Toward Trustworthy AI: Multi-Target Adversarial Attacks and Robust Defenses for Continuous Data Summarization

Trustworthy AI requires reliable data-processing pipelines, not only robust downstream predictive models. As an upstream component, data summarization determines which information is retained and passed to subsequent learning or decision modules. Therefore, adversarial perturbations to the summarization process can compromise trustworthy AI in an upstream manner: they may alter the selected summary, reduce its representativeness, and further degrade the utility of subsequent learning tasks. In this paper, we study adversarial attacks on continuous data summarization under similarity-level perturbations through DR-submodular optimization. We show that a class of multi-resolution image summarization objectives can be formulated as multilinear extensions of non-negative submodular set functions and satisfy DR-submodularity with $m$-weak monotonicity. We then formulate multi-target attack generation as a min-max problem, where one admissible perturbation of the similarity structure is optimized to degrade multiple target summarization models. To mitigate such perturbations, we formulate robust defense against mixed attack types as a regularized max-min problem. For both problems, we develop approximation algorithms with theoretical guarantees. Experiments on real-data and controlled clustered benchmarks show that the proposed attack is effective in representative low-to-moderate budget regimes and can induce downstream task-performance loss. The proposed defense improves the robustness--mitigation trade-off in structured settings, while also revealing the parameter sensitivity of robust protection on real data.
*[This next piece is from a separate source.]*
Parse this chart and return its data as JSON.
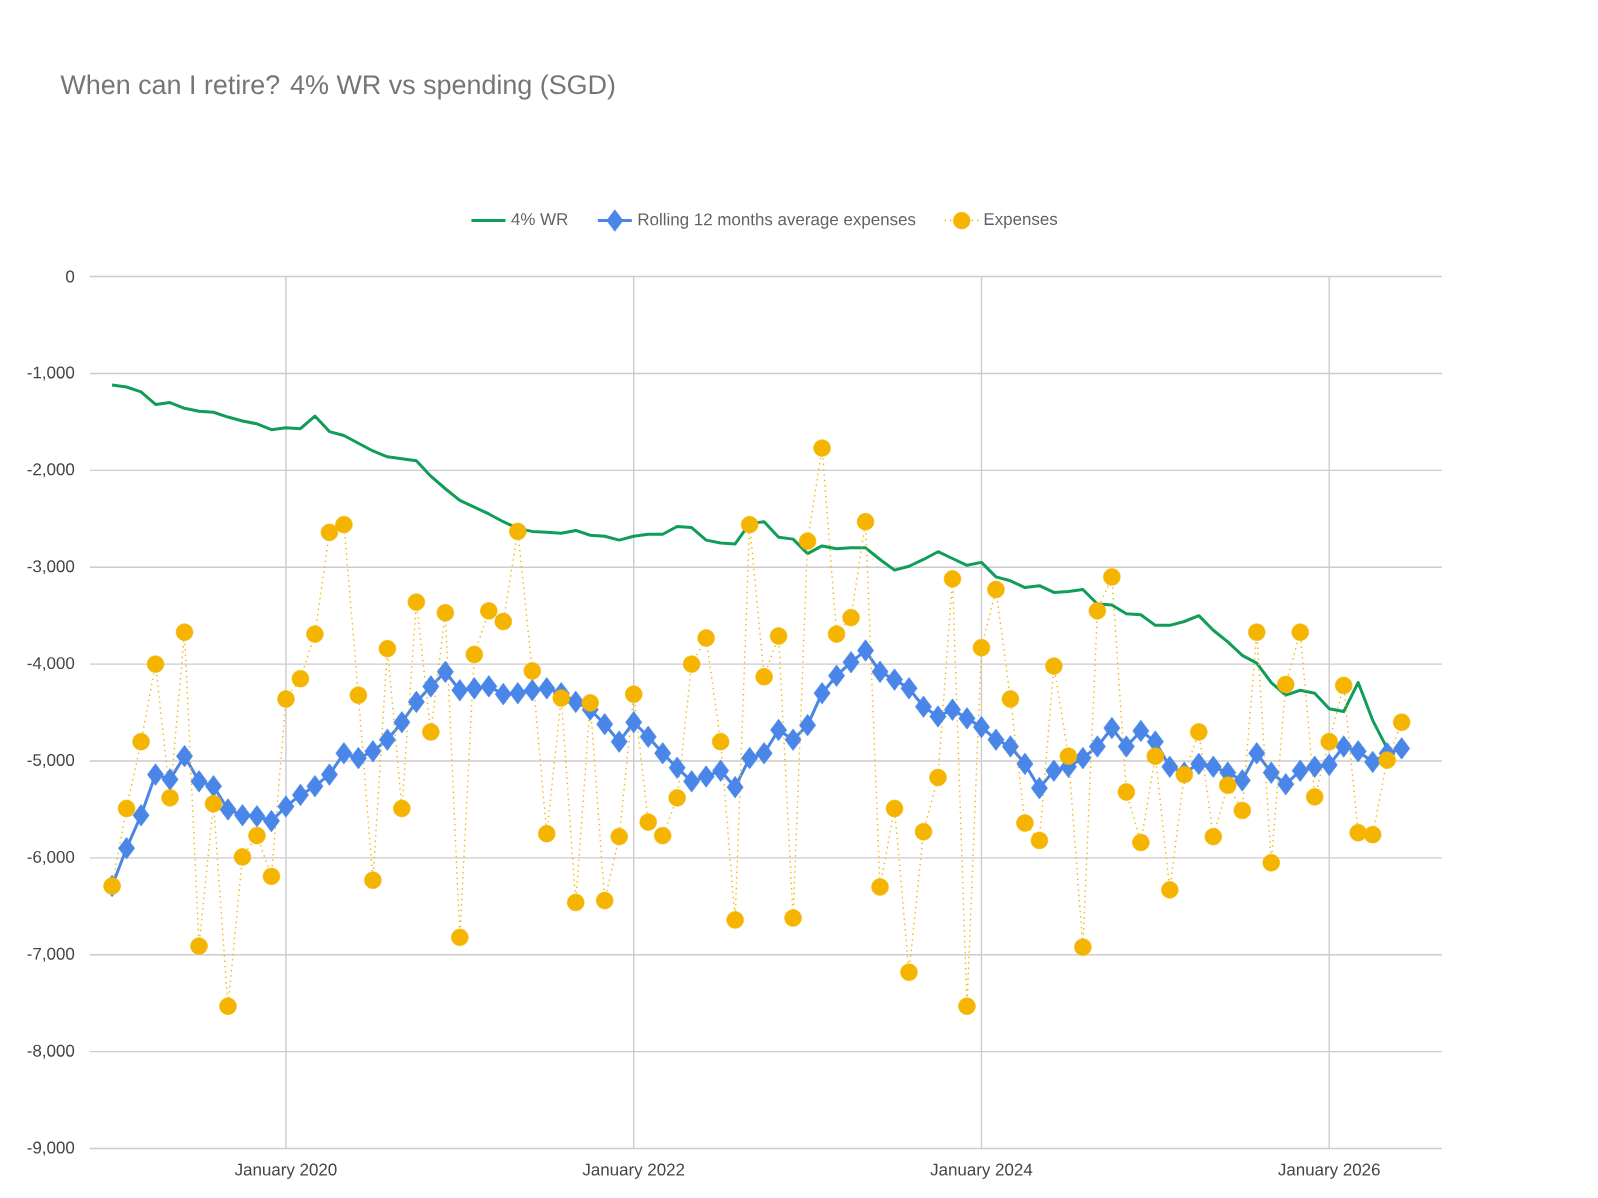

翻译：可信人工智能不仅需要健壮的下游预测模型，还需要可靠的数据处理管道。作为上游组件，数据摘要决定了哪些信息被保留并传递给后续的学习或决策模块。因此，针对摘要过程的对抗扰动可能以上游方式损害可信人工智能：它们可能改变所选摘要、降低其代表性，并进一步削弱后续学习任务的有效性。本文基于DR-子模优化，研究了在相似性层面扰动下针对连续数据摘要的对抗攻击。我们证明了一类多分辨率图像摘要目标可以表示为非负子模集合函数的多线性扩展，并满足具有$m$-弱单调性的DR-子模性质。随后，我们将多目标攻击生成建模为一个极小极大问题，其中对相似性结构的一个允许扰动被优化以削弱多个目标摘要模型。为缓解此类扰动，我们将针对混合攻击类型的鲁棒防御建模为一个正则化极大极小问题。针对这两个问题，我们开发了具有理论保证的近似算法。在真实数据和受控聚类基准上的实验表明，所提出的攻击在代表性低至中等预算范围内有效，并能导致下游任务性能损失。所提出的防御改善了结构化环境中的鲁棒性与缓解效果间的权衡，同时也揭示了真实数据上鲁棒保护的参数敏感性。